São Paulo’s governor, João Doria, who has been particularly critical of Mr Bolsonaro’s response to the pandemic, called President Bolsonaro “a crazy guy” for attacking “governors and mayors who want to buy vaccines and help the country to end this pandemic”.
“How can we face the problem, seeing people die every day? The health system in Brazil is on the verge of collapse,” Mr Doria said.
This comes as a Duke University scientist, another Bolsonaro critic, warned of the danger of another quarter of a million deaths, and called for an immediate lockdown to help control the situation.
The situation is exacerbated by the emergence of the P.1 variant which emerged in Manaus, and has high transmissibility and the capability to evade immunity, having a 25% to 60% chance of reinfecting an immune individual.
If Brazil continues to let COVID rage unchecked, it risks deadly new variants emerging to threaten the global community, a Duke University neuroscientist in Brazil told The Guardian.
Miguel Nicolelis urged the international community to put pressure on the Brazilian government, which has made little effort to manage its COVID outbreak which has so far left a quarter of a million Brazilians dead. Brazil’s COVID deaths amount to one tenth of the world’s total.
“The world must vehemently speak out over the risks Brazil is posing to the fight against the pandemic,” said Nicolelis who has spent much of the lockdown in his São Paulo flat.
“What’s the point in sorting the pandemic out in Europe or the United States, if Brazil continues to be a breeding ground for this virus?”
He said: “It’s that if you allow the virus to proliferate at the levels it is currently proliferating here, you open the door to the occurrence of new mutations and the appearance of even more lethal variants.”
Manaus, the largest city in the Brazilian Amazon, has already seen the emergence of a deadly, highly transmissible variant, P1, six cases of which have been detected in the UK already. The new variant with its “unique constellation of mutations” may also evade immunity, scientists have warned.
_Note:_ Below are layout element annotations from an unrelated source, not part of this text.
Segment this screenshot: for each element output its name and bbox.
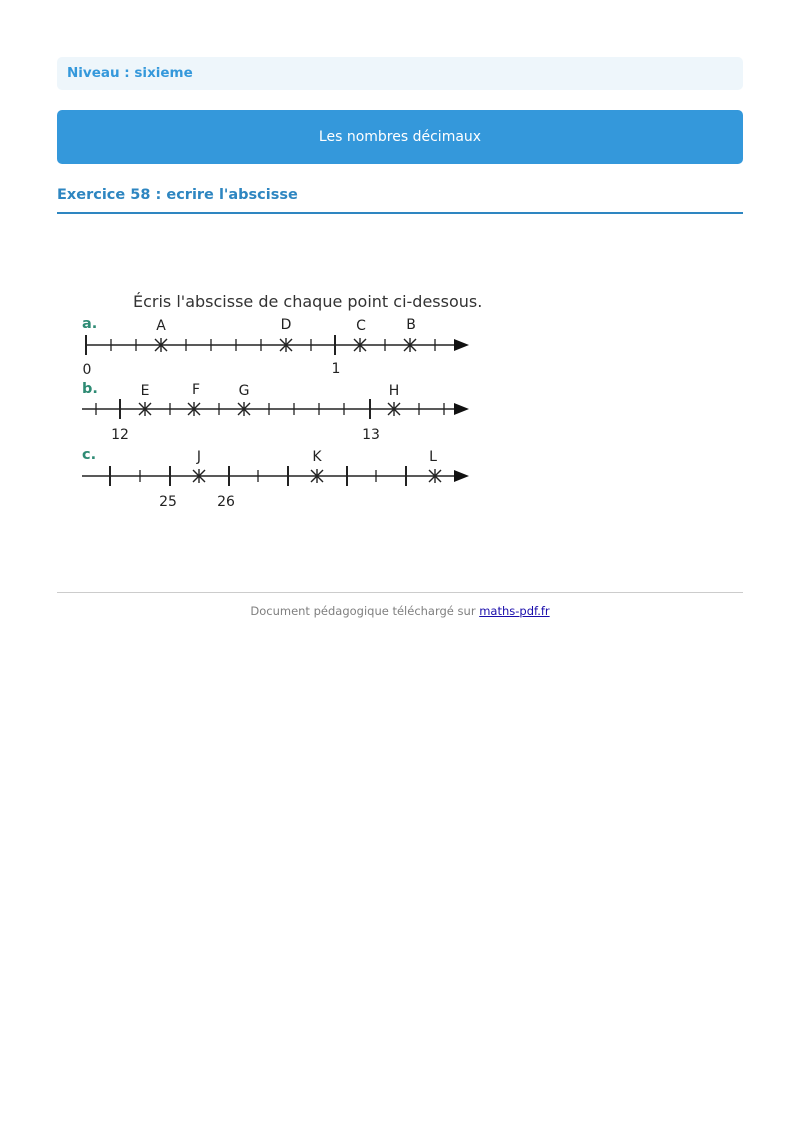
line-b-label: b.	[82, 381, 98, 397]
chapter-title-banner: Les nombres décimaux	[57, 110, 743, 164]
tick-label-26: 26	[217, 494, 235, 510]
footer-divider	[57, 592, 743, 593]
point-label-f: F	[191, 382, 201, 398]
line-a-arrow	[454, 339, 469, 351]
line-a-label: a.	[82, 316, 98, 332]
instruction-text: Écris l'abscisse de chaque point ci-dessous.	[133, 292, 483, 311]
line-c-label: c.	[82, 447, 97, 463]
line-c-arrow	[454, 470, 469, 482]
point-label-g: G	[238, 383, 250, 399]
point-label-b: B	[406, 317, 416, 333]
exercise-title: Exercice 58 : ecrire l'abscisse	[57, 184, 743, 214]
point-label-e: E	[140, 383, 150, 399]
point-label-d: D	[280, 317, 292, 333]
tick-label-0: 0	[82, 362, 92, 378]
point-label-j: J	[196, 449, 202, 465]
tick-label-25: 25	[159, 494, 177, 510]
line-b-arrow	[454, 403, 469, 415]
footer-text: Document pédagogique téléchargé sur	[250, 604, 476, 618]
level-label: Niveau : sixieme	[57, 57, 743, 90]
tick-label-12: 12	[111, 427, 129, 443]
point-label-k: K	[312, 449, 322, 465]
point-label-a: A	[156, 318, 166, 334]
footer-link[interactable]: maths-pdf.fr	[479, 604, 550, 618]
point-label-c: C	[356, 318, 366, 334]
footer	[57, 604, 743, 618]
tick-label-1: 1	[331, 361, 341, 377]
point-label-h: H	[388, 383, 400, 399]
number-line-figure	[72, 283, 486, 517]
number-line-svg	[72, 283, 486, 517]
point-label-l: L	[429, 449, 437, 465]
tick-label-13: 13	[362, 427, 380, 443]
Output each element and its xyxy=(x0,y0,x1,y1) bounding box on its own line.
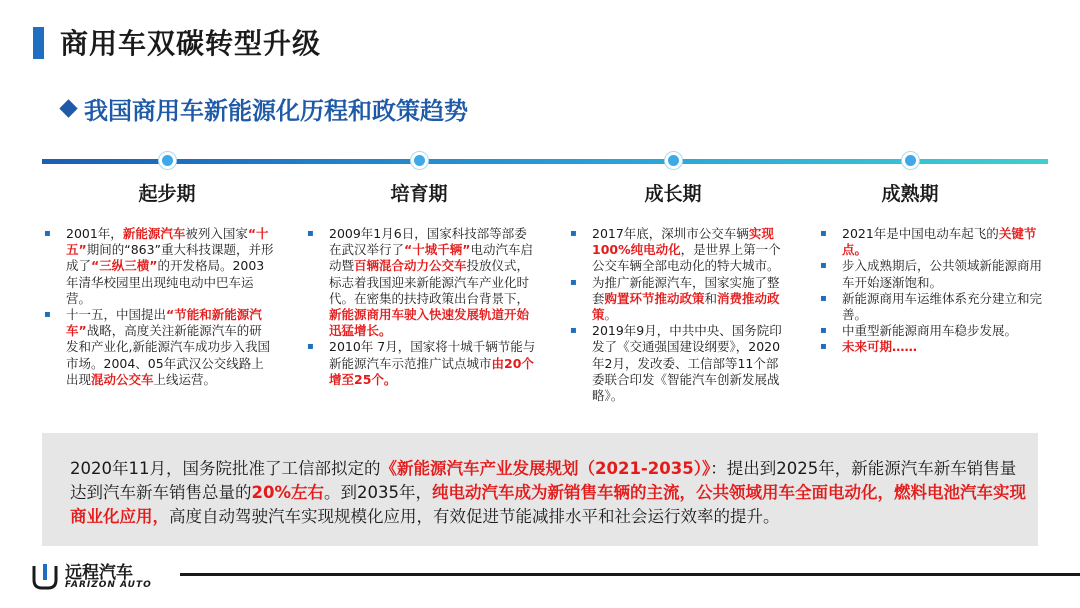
section-subtitle xyxy=(62,91,468,126)
highlighted-text: 关键节点。 xyxy=(842,226,1037,258)
body-text: 步入成熟期后，公共领域新能源商用车开始逐渐饱和。 xyxy=(842,258,1043,290)
body-text: 。 xyxy=(604,307,618,323)
body-text: 。到2035年， xyxy=(324,483,432,502)
bullet-item xyxy=(820,258,1042,290)
body-text: 2021年是中国电动车起飞的 xyxy=(842,226,999,241)
phase-title-start: 起步期 xyxy=(138,183,196,205)
bullet-item xyxy=(307,226,539,339)
brand-name-en: FARIZON AUTO xyxy=(65,580,152,590)
policy-summary-text xyxy=(70,457,1028,529)
timeline-dot-2 xyxy=(411,152,428,169)
body-text: 2019年9月，中共中央、国务院印发了《交通强国建设纲要》，2020年2月，发改委、工信部等11个部委联合印发《智能汽车创新发展战略》。 xyxy=(592,323,782,404)
body-text: 电动汽车启动暨 xyxy=(329,242,533,274)
phase-bullets xyxy=(44,226,274,388)
timeline-dot-1 xyxy=(159,152,176,169)
body-text: 期间的“863”重大科技课题，并形成了 xyxy=(66,242,274,274)
body-text: 投放仪式，标志着我国迎来新能源汽车产业化时代。在密集的扶持政策出台背景下， xyxy=(329,258,530,306)
bullet-item xyxy=(570,226,782,275)
bullet-item xyxy=(307,339,539,388)
phase-title-nurture: 培育期 xyxy=(390,183,448,205)
phase-column-mature xyxy=(820,226,1042,356)
policy-summary-box xyxy=(42,433,1038,546)
bullet-item xyxy=(820,339,1042,355)
phase-title-mature: 成熟期 xyxy=(881,183,939,205)
phase-bullets xyxy=(307,226,539,388)
body-text: 上线运营。 xyxy=(153,371,217,387)
bullet-item xyxy=(44,307,274,388)
phase-column-nurture xyxy=(307,226,539,388)
brand-name-cn: 远程汽车 xyxy=(65,563,133,583)
body-text: 十一五，中国提出 xyxy=(66,307,167,323)
highlighted-text: “十城千辆” xyxy=(404,242,471,258)
bullet-item xyxy=(44,226,274,307)
body-text: 2017年底，深圳市公交车辆 xyxy=(592,226,749,241)
footer-divider xyxy=(180,573,1080,576)
brand-logo xyxy=(30,558,170,598)
highlighted-text: 《新能源汽车产业发展规划（2021-2035）》 xyxy=(380,459,711,478)
highlighted-text: “节能和新能源汽车” xyxy=(66,307,262,339)
highlighted-text: 新能源商用车驶入快速发展轨道开始迅猛增长。 xyxy=(329,307,530,339)
highlighted-text: 未来可期…… xyxy=(842,339,918,355)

“Brazil is an open-air laboratory for the virus to proliferate and eventually create more lethal mutations,” Nicolelis said. “This is about the world. It’s global.”
The warning comes as hospitals around Brazil are on the verge of collapse, with a record 1726 daily deaths recorded on Tuesday.
“We’ve now gone past 250 000 deaths, and my expectation is that if nothing is done we could have lost 500 000 people here in Brazil by next March. It’s a horrifying and tragic prospect, but at this point it’s perfectly possible,” he said.
Nicoleis puts the blame squarely upon Brazil’s far right President Jair Bolsonaro. “The policies that he is failing to put into practice jeopardise the fight against the pandemic in the entire planet.”
José Gomes Temporão, who was the health minister during the 2009 swine flu pandemic, said Bolsonaro and others would have to be held accountable for their poor response.
“To this day, Brazil doesn’t have a national plan to combat COVID,” Temporão complained, criticising Bolsonaro’s failure to secure sufficient vaccines for Brazil.
“I don’t think there is any other leader who is so obtuse, so backward, who has such a mistaken and warped vision of reality as the president of Brazil,” Temporão said. “History will condemn these people.”